Duchesse de Nemours: I promised you a better photograph than the weather damaged flower which was the first to open. This is a classic Duchesse specimen, showing the beautifully cupped form, like an "Old Rose". The typical greenish tinge is showing as well. The photo cannot show the exquisite perfume - worthy of being distilled.
A near perfect Lactiflora Peony.

Today's insect is one of the tiny little "Vinegar Flies" which have swarmed in the recent spell of hot weather. They love these sweetly scented, white Peony flowers.

The "eye" of Bowl of Beauty warrants a photo, to record its features. Its carpels are yellowish green, and almost smooth, not obviously "hirsute" (hairy) as with some of the hybrid varieties, and most of the Lactifloras we have examined. Most importantly, it is surrounded by these extraordinary "staminodes" - modified stamens which do not carry pollen.

Compare it with other "eyes":
Early Delight - 10 November - had tiny hairy pink carpels, and no stamens at all. Red Charm - 7 November - had fat green carpels in a bed of satin red petaloids (no stamens). Coral Charm on 6 November had very hairy carpels, surrounded by a mass of stamens. Flame - 18 October had a perfect cluster of carpels in a bed of golden stamens.
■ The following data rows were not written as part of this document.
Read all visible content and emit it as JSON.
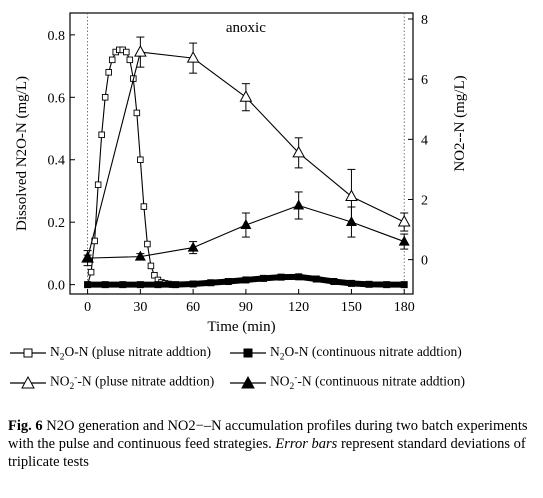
{
  "chart_data": {
    "type": "line",
    "annotation": "anoxic",
    "xlabel": "Time (min)",
    "ylabel_left": "Dissolved N2O-N (mg/L)",
    "ylabel_right": "NO2--N (mg/L)",
    "xlim": [
      -10,
      185
    ],
    "ylim_left": [
      -0.03,
      0.87
    ],
    "ylim_right": [
      -1.143,
      8.2
    ],
    "x_ticks": [
      0,
      30,
      60,
      90,
      120,
      150,
      180
    ],
    "y_left_ticks": [
      0.0,
      0.2,
      0.4,
      0.6,
      0.8
    ],
    "y_right_ticks": [
      0,
      2,
      4,
      6,
      8
    ],
    "vlines_x": [
      0,
      180
    ],
    "series": [
      {
        "name": "N2O-N (pluse nitrate addtion)",
        "axis": "left",
        "marker": "open-square",
        "x": [
          0,
          2,
          4,
          6,
          8,
          10,
          12,
          14,
          16,
          18,
          20,
          22,
          24,
          26,
          28,
          30,
          32,
          34,
          36,
          38,
          40,
          42,
          44,
          46,
          48
        ],
        "y": [
          0.0,
          0.04,
          0.14,
          0.32,
          0.48,
          0.6,
          0.68,
          0.72,
          0.745,
          0.752,
          0.752,
          0.745,
          0.72,
          0.66,
          0.55,
          0.4,
          0.25,
          0.13,
          0.06,
          0.03,
          0.015,
          0.007,
          0.004,
          0.002,
          0.0
        ]
      },
      {
        "name": "N2O-N (continuous nitrate addtion)",
        "axis": "left",
        "marker": "filled-square",
        "x": [
          0,
          10,
          20,
          30,
          40,
          50,
          60,
          70,
          80,
          90,
          100,
          110,
          120,
          130,
          140,
          150,
          160,
          170,
          180
        ],
        "y": [
          0.0,
          0.0,
          0.0,
          0.0,
          0.0,
          0.0,
          0.002,
          0.006,
          0.01,
          0.015,
          0.02,
          0.024,
          0.025,
          0.018,
          0.01,
          0.004,
          0.001,
          0.0,
          0.0
        ]
      },
      {
        "name": "NO2--N (pluse nitrate addtion)",
        "axis": "right",
        "marker": "open-triangle",
        "x": [
          0,
          30,
          60,
          90,
          120,
          150,
          180
        ],
        "y": [
          0.05,
          6.9,
          6.7,
          5.4,
          3.55,
          2.1,
          1.25
        ],
        "err": [
          0.25,
          0.5,
          0.5,
          0.45,
          0.5,
          0.9,
          0.3
        ]
      },
      {
        "name": "NO2--N (continuous nitrate addtion)",
        "axis": "right",
        "marker": "filled-triangle",
        "x": [
          0,
          30,
          60,
          90,
          120,
          150,
          180
        ],
        "y": [
          0.05,
          0.1,
          0.4,
          1.15,
          1.8,
          1.25,
          0.6
        ],
        "err": [
          0.1,
          0.1,
          0.2,
          0.4,
          0.45,
          0.5,
          0.25
        ]
      }
    ]
  },
  "legend": [
    {
      "symbol": "open-square",
      "pre": "N",
      "sub": "2",
      "mid": "O-N",
      "sup": "",
      "post": " (pluse nitrate addtion)"
    },
    {
      "symbol": "filled-square",
      "pre": "N",
      "sub": "2",
      "mid": "O-N",
      "sup": "",
      "post": " (continuous nitrate addtion)"
    },
    {
      "symbol": "open-triangle",
      "pre": "NO",
      "sub": "2",
      "mid": "",
      "sup": "-",
      "post": "-N (pluse nitrate addtion)"
    },
    {
      "symbol": "filled-triangle",
      "pre": "NO",
      "sub": "2",
      "mid": "",
      "sup": "-",
      "post": "-N (continuous nitrate addtion)"
    }
  ],
  "caption": {
    "label": "Fig. 6",
    "text": " N2O generation and NO2−–N accumulation profiles during two batch experiments with the pulse and continuous feed strategies. ",
    "italic": "Error bars",
    "tail": " represent standard deviations of triplicate tests"
  }
}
The "eye" of Moonrise - that perfect white single Peony (see 8 and 9 November) has a classically formed "eye" - with a wonderful boss of stamens, and four green carpels, with yellow stigmas on top. After some of the abnormal shapes we have seen recently, it is refreshing to see a Peony with a full set of sexual organs, both male parts (the stamens) and female parts (carpels and stigmas) - in full working order.